Japanese prime minister Shinzo Abe. The fund's report said his economic programme had been a success.

 

The lender warned that the withdrawal of fiscal stimulus, scheduled for 2018 under current policies, combined with a scheduled income tax rise would see growth weaken. It currently predicts the country’s economy will grow by 1.3% this year and 0.6% in the next.

That first figure is driven by prime minister Shinzo Abe’s economic programme, known as Abenomics, which has been working to revive the country’s sluggish economy since 2012.

The fund’s report praised this policy package, which it said had proven successful in easing financial conditions, increasing corporate profits and boosting employment.

However, the IMF highlighted, that means “growth is grounded” in temporary fiscal stimulus, as well as some external conditions.

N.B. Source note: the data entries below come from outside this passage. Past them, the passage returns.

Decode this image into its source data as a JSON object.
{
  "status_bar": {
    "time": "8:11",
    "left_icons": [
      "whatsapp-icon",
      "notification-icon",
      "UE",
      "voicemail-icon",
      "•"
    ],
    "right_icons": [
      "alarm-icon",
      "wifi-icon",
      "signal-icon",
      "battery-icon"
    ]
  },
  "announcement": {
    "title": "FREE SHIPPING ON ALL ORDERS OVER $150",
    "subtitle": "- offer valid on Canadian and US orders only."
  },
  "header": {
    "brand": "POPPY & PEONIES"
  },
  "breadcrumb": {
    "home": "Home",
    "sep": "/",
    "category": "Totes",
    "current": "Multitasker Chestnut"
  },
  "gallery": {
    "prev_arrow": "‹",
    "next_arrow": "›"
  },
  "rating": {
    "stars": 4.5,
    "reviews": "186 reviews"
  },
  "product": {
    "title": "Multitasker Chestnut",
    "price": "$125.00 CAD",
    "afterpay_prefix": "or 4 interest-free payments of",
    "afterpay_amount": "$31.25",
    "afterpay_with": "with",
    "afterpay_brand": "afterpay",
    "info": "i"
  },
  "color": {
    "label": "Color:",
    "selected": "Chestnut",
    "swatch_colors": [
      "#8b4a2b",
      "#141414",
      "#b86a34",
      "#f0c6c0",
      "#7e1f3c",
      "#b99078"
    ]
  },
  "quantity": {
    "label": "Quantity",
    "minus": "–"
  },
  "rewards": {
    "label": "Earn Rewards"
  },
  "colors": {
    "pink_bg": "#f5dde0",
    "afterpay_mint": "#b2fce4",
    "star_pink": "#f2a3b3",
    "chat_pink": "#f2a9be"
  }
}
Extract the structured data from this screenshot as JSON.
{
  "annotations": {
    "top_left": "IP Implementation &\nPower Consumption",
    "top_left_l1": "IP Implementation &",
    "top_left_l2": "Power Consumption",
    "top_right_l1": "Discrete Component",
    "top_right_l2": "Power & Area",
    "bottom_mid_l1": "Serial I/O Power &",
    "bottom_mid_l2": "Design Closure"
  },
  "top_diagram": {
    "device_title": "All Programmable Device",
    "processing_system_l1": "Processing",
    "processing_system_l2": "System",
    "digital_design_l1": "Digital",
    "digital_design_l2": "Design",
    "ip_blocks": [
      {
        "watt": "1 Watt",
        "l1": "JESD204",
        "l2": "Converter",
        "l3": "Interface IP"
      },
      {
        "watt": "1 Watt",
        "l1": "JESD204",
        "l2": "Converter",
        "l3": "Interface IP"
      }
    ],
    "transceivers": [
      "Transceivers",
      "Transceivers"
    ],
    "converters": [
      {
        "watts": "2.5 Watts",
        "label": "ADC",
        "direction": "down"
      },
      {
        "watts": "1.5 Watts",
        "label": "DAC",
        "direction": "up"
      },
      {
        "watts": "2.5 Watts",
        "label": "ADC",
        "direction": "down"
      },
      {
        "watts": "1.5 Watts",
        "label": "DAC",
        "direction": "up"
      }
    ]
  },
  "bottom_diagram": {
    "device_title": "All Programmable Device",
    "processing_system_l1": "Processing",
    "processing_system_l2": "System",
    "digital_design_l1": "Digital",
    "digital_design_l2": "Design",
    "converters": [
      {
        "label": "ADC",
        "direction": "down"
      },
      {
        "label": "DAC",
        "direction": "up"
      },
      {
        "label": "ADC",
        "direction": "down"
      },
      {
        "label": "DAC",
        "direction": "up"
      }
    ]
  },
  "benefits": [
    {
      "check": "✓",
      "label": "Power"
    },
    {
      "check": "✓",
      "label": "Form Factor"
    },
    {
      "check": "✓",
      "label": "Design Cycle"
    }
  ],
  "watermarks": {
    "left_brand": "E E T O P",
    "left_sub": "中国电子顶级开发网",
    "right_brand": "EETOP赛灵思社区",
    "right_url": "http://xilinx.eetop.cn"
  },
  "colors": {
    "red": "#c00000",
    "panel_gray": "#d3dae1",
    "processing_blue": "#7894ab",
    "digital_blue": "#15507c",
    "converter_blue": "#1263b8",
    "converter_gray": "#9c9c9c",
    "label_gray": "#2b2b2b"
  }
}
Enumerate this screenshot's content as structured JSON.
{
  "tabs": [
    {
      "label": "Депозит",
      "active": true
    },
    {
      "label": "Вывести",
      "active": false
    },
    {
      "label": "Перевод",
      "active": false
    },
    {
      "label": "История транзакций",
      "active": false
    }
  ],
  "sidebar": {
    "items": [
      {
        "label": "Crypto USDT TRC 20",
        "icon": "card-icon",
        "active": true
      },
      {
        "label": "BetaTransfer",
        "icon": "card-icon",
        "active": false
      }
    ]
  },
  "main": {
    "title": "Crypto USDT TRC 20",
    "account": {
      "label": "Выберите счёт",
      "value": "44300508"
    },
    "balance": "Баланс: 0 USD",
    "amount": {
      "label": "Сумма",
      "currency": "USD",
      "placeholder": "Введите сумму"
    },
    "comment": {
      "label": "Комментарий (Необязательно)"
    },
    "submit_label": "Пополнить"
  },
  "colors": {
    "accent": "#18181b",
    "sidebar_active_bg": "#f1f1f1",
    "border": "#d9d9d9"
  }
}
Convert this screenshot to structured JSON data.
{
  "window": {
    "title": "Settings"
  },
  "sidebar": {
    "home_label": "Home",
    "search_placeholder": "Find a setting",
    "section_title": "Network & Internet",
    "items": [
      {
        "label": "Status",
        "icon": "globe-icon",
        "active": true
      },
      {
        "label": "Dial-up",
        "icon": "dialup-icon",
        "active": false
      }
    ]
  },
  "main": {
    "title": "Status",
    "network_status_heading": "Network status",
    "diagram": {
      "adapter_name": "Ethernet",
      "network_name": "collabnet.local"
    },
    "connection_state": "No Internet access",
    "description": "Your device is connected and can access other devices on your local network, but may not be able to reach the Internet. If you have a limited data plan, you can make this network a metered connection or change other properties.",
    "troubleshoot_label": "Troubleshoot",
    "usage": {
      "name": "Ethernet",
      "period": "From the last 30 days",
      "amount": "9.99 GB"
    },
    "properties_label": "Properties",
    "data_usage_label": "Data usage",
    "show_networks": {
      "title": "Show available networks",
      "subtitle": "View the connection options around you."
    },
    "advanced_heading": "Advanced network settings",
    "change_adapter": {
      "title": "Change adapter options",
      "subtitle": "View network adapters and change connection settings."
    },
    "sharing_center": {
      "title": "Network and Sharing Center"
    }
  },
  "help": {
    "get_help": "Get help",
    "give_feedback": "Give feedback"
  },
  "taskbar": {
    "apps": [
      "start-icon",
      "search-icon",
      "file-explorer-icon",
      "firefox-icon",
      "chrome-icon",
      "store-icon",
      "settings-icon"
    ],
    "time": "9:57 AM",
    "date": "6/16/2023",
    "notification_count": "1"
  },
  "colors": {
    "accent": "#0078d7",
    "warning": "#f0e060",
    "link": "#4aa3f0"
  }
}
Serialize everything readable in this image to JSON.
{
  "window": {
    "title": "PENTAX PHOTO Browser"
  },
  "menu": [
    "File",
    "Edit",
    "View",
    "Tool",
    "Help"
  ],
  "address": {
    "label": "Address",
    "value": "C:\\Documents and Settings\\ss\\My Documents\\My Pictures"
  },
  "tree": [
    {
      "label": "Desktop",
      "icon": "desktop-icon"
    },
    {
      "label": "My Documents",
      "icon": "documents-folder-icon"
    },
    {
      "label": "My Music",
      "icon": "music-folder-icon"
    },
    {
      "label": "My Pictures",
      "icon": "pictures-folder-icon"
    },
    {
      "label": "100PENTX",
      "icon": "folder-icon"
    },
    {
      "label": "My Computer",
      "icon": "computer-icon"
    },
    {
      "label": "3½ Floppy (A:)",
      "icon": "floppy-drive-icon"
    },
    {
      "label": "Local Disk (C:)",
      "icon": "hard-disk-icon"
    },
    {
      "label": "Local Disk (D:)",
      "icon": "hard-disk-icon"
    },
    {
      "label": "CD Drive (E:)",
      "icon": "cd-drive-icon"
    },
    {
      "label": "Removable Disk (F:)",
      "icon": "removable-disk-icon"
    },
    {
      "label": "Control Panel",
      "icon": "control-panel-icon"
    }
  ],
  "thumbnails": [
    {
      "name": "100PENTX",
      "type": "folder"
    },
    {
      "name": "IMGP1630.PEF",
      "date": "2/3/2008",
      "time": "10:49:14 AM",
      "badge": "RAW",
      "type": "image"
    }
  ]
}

Government spending has filled a gap left by faltering domestic demand, but this has yet to recover as a result of stubbornly low wages.

The country also has one of the highest levels of public debt in the world at more than twice the size of the country’s entire economy.

“Given this context, we feel the best policy is to make the most of positive momentum and push ahead with needed reforms,” said IMF deputy managing director David Lipton.

He called for labour market reforms, including closing the gaps between regular and non-regular workers, increasing mobility across firms and “equal pay for equal work”, all of which had said would boost the wages seen as key to unlocking better growth for Japan.

Lipton also said it was important to “diversify and enhance labour supply”, with particular focus on support for women and older people in the labour market.

“This means eliminating disincentives to work full time in the tax and social security systems, increasing availability of childcare and nursing facilities and reducing excessive overtime,” said Lipton.

“Income policies – such as increasing administratively controlled wages and incentivising private firms to raise wages – should complement and amplify monetary and fiscal support,” he added.

Also on the fiscal side, the fund said steady efforts are needed to contain public debt.

To balance this with the need to boost spending, it said the approach should be gradual, with an annual reduction in the underlying deficit, also excluding debt repayments, of around 0.5% of GDP.